In summary, the results of this phase III study showed the benefits of rituximab maintenance therapy in young MCL patients after ASCT. EFS, OS and PFS were significantly improved with regard to Event-Free Survival (EFS) and secondary endpoints included Progression-Free Survival (PFS) and it was also noted that cytarabine-based induction regimens were found to be efficacious. Rituximab was found to be well tolerated with a good safety profile and the results suggest that rituximab maintenance may be a good option for this group of patients.

Abstract

Background: Mantle-cell lymphoma is generally incurable. Despite high rates of complete response after initial immunochemotherapy followed by autologous stem-cell transplantation, patients have relapses. We investigated whether rituximab maintenance therapy at a dose of 375 mg per square meter of body-surface area administered every 2 months for 3 years after transplantation would prolong the duration of response. Methods: In a phase 3 trial involving 299 patients who were younger than 66 years of age at diagnosis, we randomly assigned 240 patients to receive rituximab maintenance therapy or to undergo observation after autologous stem-cell transplantation (120 patients per group); 59 patients did not undergo randomization. The primary end point was event-free survival (with an event defined as disease progression, relapse, death, allergy to rituximab, or severe infection) after transplantation among patients who underwent randomization. Results: After four courses of immunochemotherapy induction (rituximab, dexamethasone, cytarabine, and a platinum derivative [R-DHAP]), the overall response rate was 89%, and the complete response rate 77%. Transplantation was performed in 257 patients. The median follow-up from randomization after transplantation was 50.2 months (range, 46.4 to 54.2).
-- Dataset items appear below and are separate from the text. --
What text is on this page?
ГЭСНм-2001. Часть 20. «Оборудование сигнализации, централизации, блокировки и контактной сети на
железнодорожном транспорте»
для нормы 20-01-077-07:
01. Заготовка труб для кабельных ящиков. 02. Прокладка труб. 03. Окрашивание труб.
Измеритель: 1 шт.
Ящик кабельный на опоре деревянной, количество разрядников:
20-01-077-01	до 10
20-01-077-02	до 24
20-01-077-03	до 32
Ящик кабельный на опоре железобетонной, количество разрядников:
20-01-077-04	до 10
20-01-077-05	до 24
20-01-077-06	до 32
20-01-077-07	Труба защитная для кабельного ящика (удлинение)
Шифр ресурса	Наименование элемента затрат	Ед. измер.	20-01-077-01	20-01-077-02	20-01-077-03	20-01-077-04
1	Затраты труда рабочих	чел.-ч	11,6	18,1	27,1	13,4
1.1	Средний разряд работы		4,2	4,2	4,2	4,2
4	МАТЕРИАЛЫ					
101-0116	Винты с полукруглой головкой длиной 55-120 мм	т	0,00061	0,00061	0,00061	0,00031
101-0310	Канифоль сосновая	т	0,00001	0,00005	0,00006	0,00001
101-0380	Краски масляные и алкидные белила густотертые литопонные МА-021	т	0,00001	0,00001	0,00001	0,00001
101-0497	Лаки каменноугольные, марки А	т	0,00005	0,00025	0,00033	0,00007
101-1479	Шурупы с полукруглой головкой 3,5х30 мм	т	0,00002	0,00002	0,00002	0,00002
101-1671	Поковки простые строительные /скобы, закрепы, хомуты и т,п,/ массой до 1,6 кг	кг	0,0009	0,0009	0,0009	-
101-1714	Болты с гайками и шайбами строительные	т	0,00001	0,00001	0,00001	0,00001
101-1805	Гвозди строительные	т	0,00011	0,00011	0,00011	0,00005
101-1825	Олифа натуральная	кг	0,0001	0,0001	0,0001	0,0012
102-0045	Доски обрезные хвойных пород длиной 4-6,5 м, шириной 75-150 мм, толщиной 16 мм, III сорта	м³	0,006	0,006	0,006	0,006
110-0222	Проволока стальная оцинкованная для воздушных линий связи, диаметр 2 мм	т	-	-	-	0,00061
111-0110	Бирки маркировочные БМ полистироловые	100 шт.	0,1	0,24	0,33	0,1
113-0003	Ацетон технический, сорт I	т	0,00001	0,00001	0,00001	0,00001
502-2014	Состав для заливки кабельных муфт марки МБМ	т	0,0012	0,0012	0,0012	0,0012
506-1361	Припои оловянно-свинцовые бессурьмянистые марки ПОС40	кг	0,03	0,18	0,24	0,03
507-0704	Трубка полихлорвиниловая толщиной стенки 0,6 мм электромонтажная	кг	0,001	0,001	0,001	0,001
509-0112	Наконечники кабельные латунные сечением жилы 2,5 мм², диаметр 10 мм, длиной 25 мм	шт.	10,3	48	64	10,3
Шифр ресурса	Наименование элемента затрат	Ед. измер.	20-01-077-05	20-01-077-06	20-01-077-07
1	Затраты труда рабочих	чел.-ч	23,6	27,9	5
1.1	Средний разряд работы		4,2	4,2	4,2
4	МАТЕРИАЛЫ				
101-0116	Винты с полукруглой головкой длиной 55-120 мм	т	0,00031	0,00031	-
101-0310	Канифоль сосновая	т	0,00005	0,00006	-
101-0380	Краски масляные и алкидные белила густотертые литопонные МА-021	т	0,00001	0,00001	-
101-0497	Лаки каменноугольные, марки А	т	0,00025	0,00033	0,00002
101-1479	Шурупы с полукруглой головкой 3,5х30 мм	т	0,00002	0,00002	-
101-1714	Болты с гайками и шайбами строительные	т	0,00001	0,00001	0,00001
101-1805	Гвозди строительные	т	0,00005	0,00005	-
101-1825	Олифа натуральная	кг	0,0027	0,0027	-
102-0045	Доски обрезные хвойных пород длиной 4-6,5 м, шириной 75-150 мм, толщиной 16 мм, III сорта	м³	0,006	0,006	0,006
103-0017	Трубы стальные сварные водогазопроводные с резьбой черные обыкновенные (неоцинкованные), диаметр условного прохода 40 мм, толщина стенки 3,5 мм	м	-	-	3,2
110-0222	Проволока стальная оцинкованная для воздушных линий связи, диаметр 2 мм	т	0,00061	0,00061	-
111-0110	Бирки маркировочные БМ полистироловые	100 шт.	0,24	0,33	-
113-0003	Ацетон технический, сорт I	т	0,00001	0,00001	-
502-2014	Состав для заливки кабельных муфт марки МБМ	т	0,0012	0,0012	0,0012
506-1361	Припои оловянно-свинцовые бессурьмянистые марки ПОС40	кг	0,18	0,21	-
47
Starting from randomization, the rate of event-free survival at 4 years was 79% (95% confidence interval [CI], 70 to 86) in the rituximab group versus 61% (95% CI, 51 to 70) in the observation group (P=0.001). The rate of progression-free survival at 4 years was 83% (95% CI, 73 to 88) in the rituximab group versus 64% (95% CI, 55 to 73) in the observation group (P<0.001). The rate of overall survival was 89% (95% CI, 81 to 94) in the rituximab group versus 80% (95% CI, 72 to 88) in the observation group (P=0.04). According to a Cox regression unadjusted analysis, the rate of overall survival at 4 years was higher in the rituximab group than in the observation group (hazard ratio for death, 0.50; 95% CI, 0.26 to 0.99; P=0.04). Conclusions: Rituximab maintenance therapy after transplantation prolonged event-free survival, progression-free survival, and overall survival among patients with mantle-cell lymphoma who were younger than 66 years of age at diagnosis. (Funded by Roche and Amgen; LyMa ClinicalTrials.gov number, NCT00921414).

References
  1. Le Gouill, S. et al. Rituximab after Autologous Stem-Cell Transplantation in Mantle-Cell Lymphoma. The New England Journal of Medicine. 2017 Sep 28;377(13):1250-1260. DOI: 10.1056/NEJMoa1701769.